Avec des scientifiques de l’Institut Paul Scherrer (Laboratoire de chimie de l’atmosphère) et de l’Université de Stockholm (Department of Environmental Science & Bolin Centre for Climate Research), la chercheuse s’est rendue plusieurs semaines au Pôle Nord, en août et en septembre 2018, lors de l’expédition suédo-américaine Arctic Ocean 2018 à bord du brise-glace suédois Oden. L’équipe y a mesuré l’air en temps réel, afin d’en analyser les propriétés chimiques et physiques, et de comprendre les conditions qui mènent à la formation de nuages.

Comment se forment les aérosols en Arctique?

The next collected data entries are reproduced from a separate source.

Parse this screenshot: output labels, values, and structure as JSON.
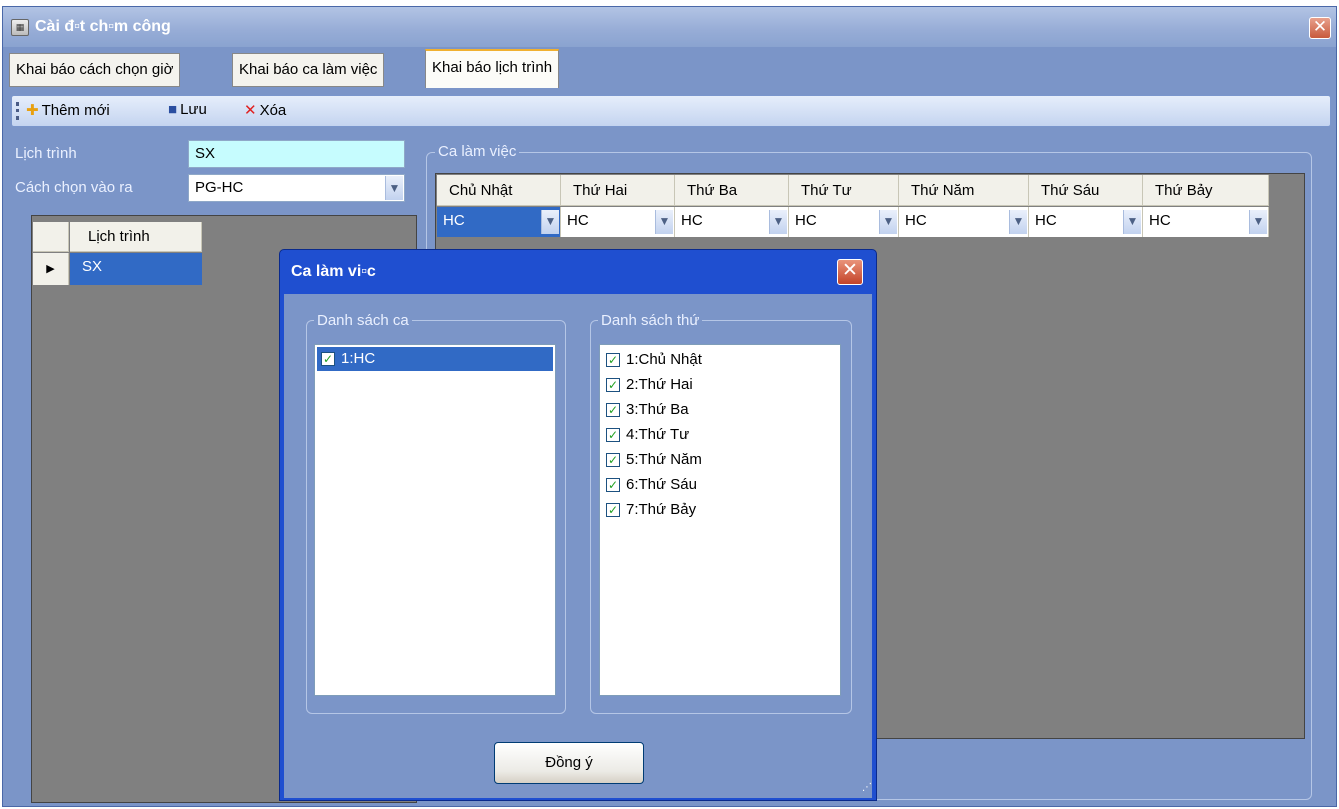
{
  "window": {
    "title": "Cài đ▫t ch▫m công",
    "icon": "app-icon",
    "close_label": "✕"
  },
  "tabs": [
    {
      "label": "Khai báo cách chọn giờ"
    },
    {
      "label": "Khai báo ca làm việc"
    },
    {
      "label": "Khai báo lịch trình"
    }
  ],
  "toolbar": {
    "add_label": "Thêm mới",
    "save_label": "Lưu",
    "delete_label": "Xóa",
    "add_icon": "plus-icon",
    "save_icon": "floppy-disk-icon",
    "delete_icon": "red-x-icon"
  },
  "form": {
    "schedule_label": "Lịch trình",
    "schedule_value": "SX",
    "inout_label": "Cách chọn vào ra",
    "inout_value": "PG-HC"
  },
  "left_grid": {
    "header": "Lịch trình",
    "rows": [
      {
        "marker": "▶",
        "value": "SX"
      }
    ]
  },
  "shift_group": {
    "title": "Ca làm việc",
    "columns": [
      "Chủ Nhật",
      "Thứ Hai",
      "Thứ Ba",
      "Thứ Tư",
      "Thứ Năm",
      "Thứ Sáu",
      "Thứ Bảy"
    ],
    "values": [
      "HC",
      "HC",
      "HC",
      "HC",
      "HC",
      "HC",
      "HC"
    ]
  },
  "dialog": {
    "title": "Ca làm vi▫c",
    "shift_list_title": "Danh sách ca",
    "shift_items": [
      {
        "label": "1:HC",
        "checked": true
      }
    ],
    "day_list_title": "Danh sách thứ",
    "day_items": [
      {
        "label": "1:Chủ Nhật",
        "checked": true
      },
      {
        "label": "2:Thứ Hai",
        "checked": true
      },
      {
        "label": "3:Thứ Ba",
        "checked": true
      },
      {
        "label": "4:Thứ Tư",
        "checked": true
      },
      {
        "label": "5:Thứ Năm",
        "checked": true
      },
      {
        "label": "6:Thứ Sáu",
        "checked": true
      },
      {
        "label": "7:Thứ Bảy",
        "checked": true
      }
    ],
    "ok_label": "Đồng ý"
  },
  "colors": {
    "window_bg": "#7b95c8",
    "dialog_frame": "#1f4fd0",
    "selection": "#316ac5",
    "cyan_field": "#c6fcfe",
    "grid_bg": "#808080"
  }
}
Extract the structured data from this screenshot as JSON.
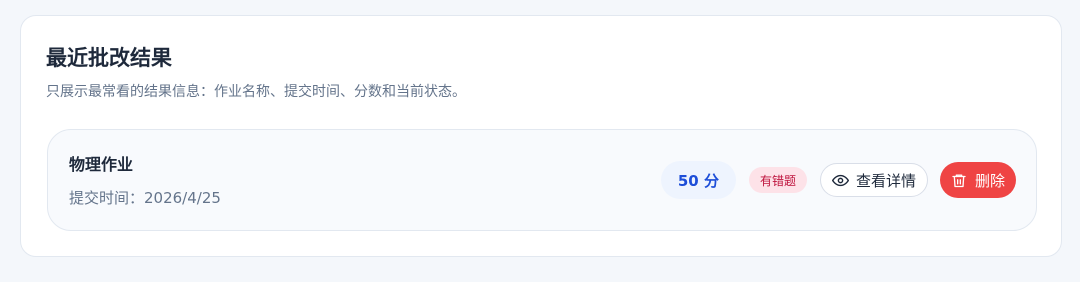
{
  "section": {
    "title": "最近批改结果",
    "subtitle": "只展示最常看的结果信息：作业名称、提交时间、分数和当前状态。"
  },
  "result": {
    "name": "物理作业",
    "submit_time": "提交时间：2026/4/25",
    "score": "50 分",
    "status": "有错题",
    "view_label": "查看详情",
    "delete_label": "删除"
  },
  "icons": {
    "view": "eye-icon",
    "delete": "trash-icon"
  },
  "colors": {
    "score_text": "#1d4ed8",
    "status_text": "#be123c",
    "delete_bg": "#ef4444"
  }
}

«Nous voulions comprendre une étape précise de ce processus : la façon dont se forment de nouvelles particules d’aérosols au Pôle Nord», indique Andrea Baccarini, doctorant à l’Institut Paul Scherrer lors de l’expédition et désormais collaborateur scientifique au sein du laboratoire de la Professeure Schmale. «Lorsque les conditions sont réunies, les molécules de gaz se condensent entre elles et forment des petits agrégats, créant ainsi de nouveaux aérosols. Et si ces aérosols atteignent une certaine taille, ils se transforment alors en noyaux de condensation, essentiels dans la formation des nuages.»

Or en Arctique, en été et en automne, la concentration d’aérosols est très faible. «Un tout petit changement dans cette concentration peut donc avoir un impact majeur dans l’apparition de nuages, ainsi que changer leurs propriétés», souligne Andrea Baccarini. Les scientifiques ont également étudié l’importance des aérosols locaux par rapport à des aérosols provenant de sources plus lointaines. «Nous avons pu définir les sources exactes des aérosols nécessaires dans la formation des nuages», ajoute Paul Zieger, professeur assistant à l’Université Stockholm et en charge du projet de recherche «aerosol-cloud processes» lors de l’expédition.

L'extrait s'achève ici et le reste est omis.